Mice used were 6–8 wk old and were housed in the Yale Immunobiology Mouse Unit (New Haven, CT). C57BL/6 (B6) and ß₂m-deficient mice (ß₂m^-/-) (27) were obtained from The Jackson Laboratory (Bar Harbor, ME). The CD1.1^-/- mice (B6-129 mixed background) were a gift from Dr. L. Van Kaer (Howard Hughes Medical Institute, Nashville, TN) (28). DN32H6 TCR ß-chain Tg mice were generated by microinjecting the ß-chain transgene into (B6 x SJL)F₂ oocytes (Comparative Medicine Transgenic Facility, Yale University). Transgene integration was assessed by PCR using tail genomic DNA. Founder animals were backcrossed four times to C57BL/6 mice in a specific pathogen-free environment. The study was performed using one Tg line, because the three lines obtained were phenotypically similar. Screening of animals was performed by PCR after extraction of tail genomic DNA using the following oligonucleotide primers: Vß8 specific sense, 5'-GCCTTGTATCGATTCCCCTTCTTGTCTGTA-3'; and Jß1.4-specific antisense, 5'-CCATGACCGAAAAATAATCTTTCGTTGGAC-3'.
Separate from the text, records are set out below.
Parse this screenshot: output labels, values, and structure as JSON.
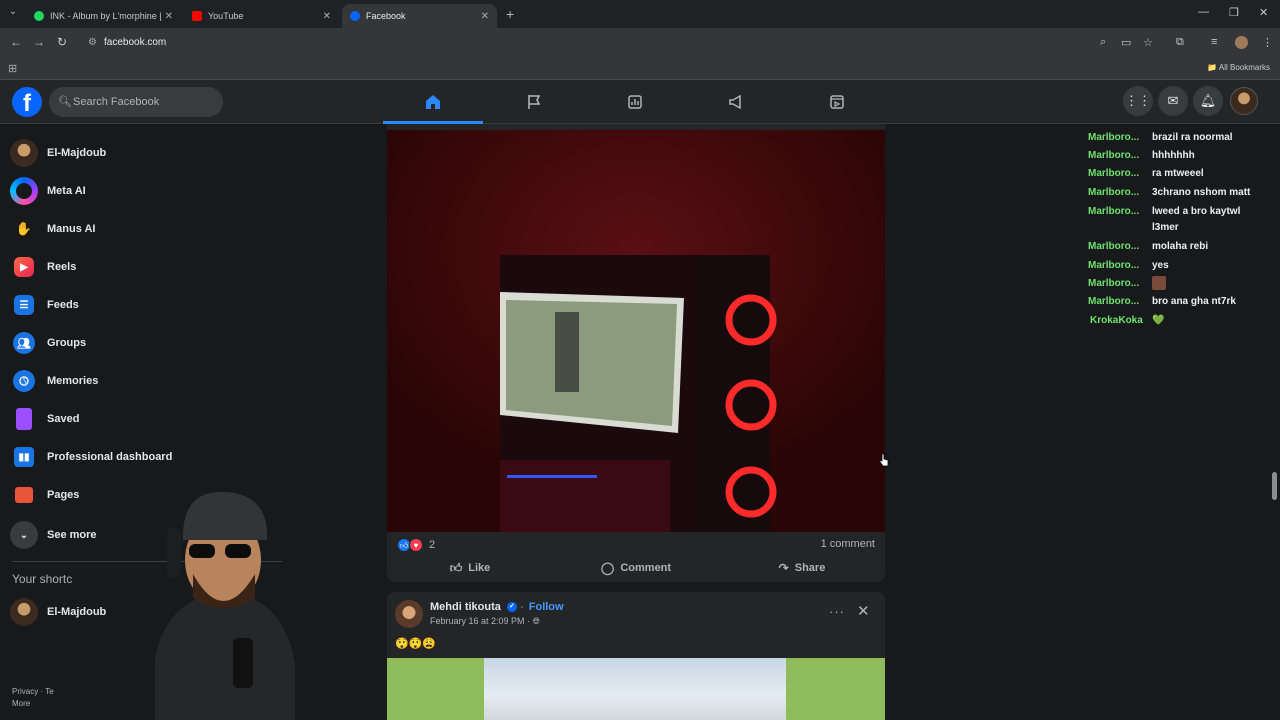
{
  "browser": {
    "tabs": [
      {
        "title": "INK - Album by L'morphine | Sp",
        "color": "#1ed760"
      },
      {
        "title": "YouTube",
        "color": "#ff0000"
      },
      {
        "title": "Facebook",
        "color": "#0866ff"
      }
    ],
    "url": "facebook.com",
    "bookmarks_label": "All Bookmarks"
  },
  "header": {
    "search_placeholder": "Search Facebook"
  },
  "sidebar": {
    "items": [
      {
        "label": "El-Majdoub"
      },
      {
        "label": "Meta AI"
      },
      {
        "label": "Manus AI"
      },
      {
        "label": "Reels"
      },
      {
        "label": "Feeds"
      },
      {
        "label": "Groups"
      },
      {
        "label": "Memories"
      },
      {
        "label": "Saved"
      },
      {
        "label": "Professional dashboard"
      },
      {
        "label": "Pages"
      },
      {
        "label": "See more"
      }
    ],
    "shortcuts_heading": "Your shortc",
    "shortcut_item": "El-Majdoub",
    "footer": [
      "Privacy · Te",
      "More"
    ]
  },
  "post": {
    "reaction_count": "2",
    "comments": "1 comment",
    "actions": {
      "like": "Like",
      "comment": "Comment",
      "share": "Share"
    }
  },
  "post2": {
    "author": "Mehdi tikouta",
    "follow": "Follow",
    "timestamp": "February 16 at 2:09 PM ·",
    "text": "😲😲😩"
  },
  "chat": [
    {
      "user": "Marlboro...",
      "msg": "brazil ra noormal"
    },
    {
      "user": "Marlboro...",
      "msg": "hhhhhhh"
    },
    {
      "user": "Marlboro...",
      "msg": "ra mtweeel"
    },
    {
      "user": "Marlboro...",
      "msg": "3chrano nshom matt"
    },
    {
      "user": "Marlboro...",
      "msg": "lweed a bro kaytwl l3mer"
    },
    {
      "user": "Marlboro...",
      "msg": "molaha rebi"
    },
    {
      "user": "Marlboro...",
      "msg": "yes"
    },
    {
      "user": "Marlboro...",
      "msg": ""
    },
    {
      "user": "Marlboro...",
      "msg": "bro ana gha nt7rk"
    },
    {
      "user": "KrokaKoka",
      "msg": "💚"
    }
  ]
}
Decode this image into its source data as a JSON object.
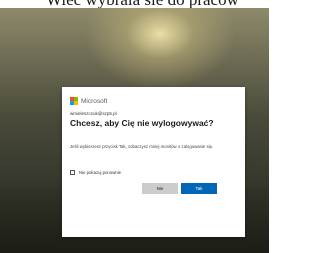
{
  "top_text": "Wiec wybrala sie do pracow",
  "dialog": {
    "brand": "Microsoft",
    "email": "wmieleszczuk@szp5.pl",
    "title": "Chcesz, aby Cię nie wylogowywać?",
    "description": "Jeśli wybierzesz przycisk Tak, zobaczysz mniej monitów o zalogowanie się.",
    "checkbox_label": "Nie pokazuj ponownie",
    "checkbox_checked": false,
    "no_button": "Nie",
    "yes_button": "Tak"
  },
  "colors": {
    "ms_red": "#f25022",
    "ms_green": "#7fba00",
    "ms_blue": "#00a4ef",
    "ms_yellow": "#ffb900",
    "primary_button": "#0067b8"
  }
}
A new PCR assay was developed for the identification of TCR ß Tg CD1.1-deficient mice. The sequences of the oligonucleotide primers used were: sense, 5'-AAGCGCAGAAGTCGGAGCCG-3', which is specific for the 5' end of the CD1.1-coding sequence (29); and antisense, 5'-CTTCTCTAGGTCTGACTT-3', which is specific for the end of exon 3 of the CD1.1 gene where the neo-resistance gene was inserted (28). A 1.2-kb band was generated for the CD1.1^+/+ and CD1.1^+/- samples, but not for the CD1.1^-/- samples. Conversely, the neo-resistance gene was detected for both CD1.1^-/- and CD1.1^+/- samples, but not for CD1.1^+/+ samples.

TCR ß-chain construct

The DN32H6 TCR ß-chain transgene was constructed using the rearranged V(D)J sequence from the CD4^-CD8^- DN32H6 T cell hybridoma (Vß8.2-Dß1.1-Jß1.4) (30) and a modified version of the TCR ß shuttle vector (31). The construct was tested for expression in vitro by cotransfection with an -chain construct into the ß-negative 58 T cell line (O. Lantz and A. Bendelac, unpublished observations). For microinjection, the transgene was linearized (SalI/PvuI digest), isolated by electrophoresis on 1% agarose gel, electroeluted, purified using an ELUTIP minicolumn (Schleicher & Schuell, Keene, NH), and dialyzed.

Immunostaining and Abs

Thymus, spleen, and lymph nodes (axillary, lateral axillary, superficial inguinal, and mesenteric) were removed, and single-cell suspensions were prepared. Splenic RBC were lysed using Tris-buffered ammonium chloride. Fluorescence-labeled mAbs were used for multicolor staining. Briefly, 0.2 x 10⁶ cells were incubated in microtiter U-bottom plates with a saturating concentration of labeled mAb in 20 µl for 30 min on ice. Cells were washed twice and analyzed immediately. For two-step staining, cells were incubated first with purified mAbs in PBS with 2% FCS/0.1% NaN₃, followed by a F(ab')₂ of goat anti-mouse Ig-FITC conjugate from Sigma (St. Louis, MO). The mAbs used were anti-Vß8.1-2-FITC (clone MR5-2), anti-Cß-PE (H57-597), anti-V2,3.2,8,11-FITC (B20.1, RR3-16, B21.14, RR8-1) from PharMingen (San Diego, CA), anti-CD8-PE/FITC (53-6.7) from Life Technologies (Grand Island, NY), and anti-CD4-quantum red (H129.19) from Sigma. The Y3JP (mouse IgG2a, anti-I-A^b), F23.2 (mouse IgG2, anti Vß8.2), 53-6.72 and 2.43 (both rat IgG2b, anti-CD8), PK136 (mouse IgG2a, anti-NK1.1(NKR-P1C, Ly-55)), YCD3-1 (rat IgG2c, anti-CD3), 20C9 (hamster IgG, anti-heat stable Ag (HSA)), and 14.8 (rat IgG2b, anti-CD45RA/B220) mAbs were affinity purified from hybridoma supernatants using standard procedures.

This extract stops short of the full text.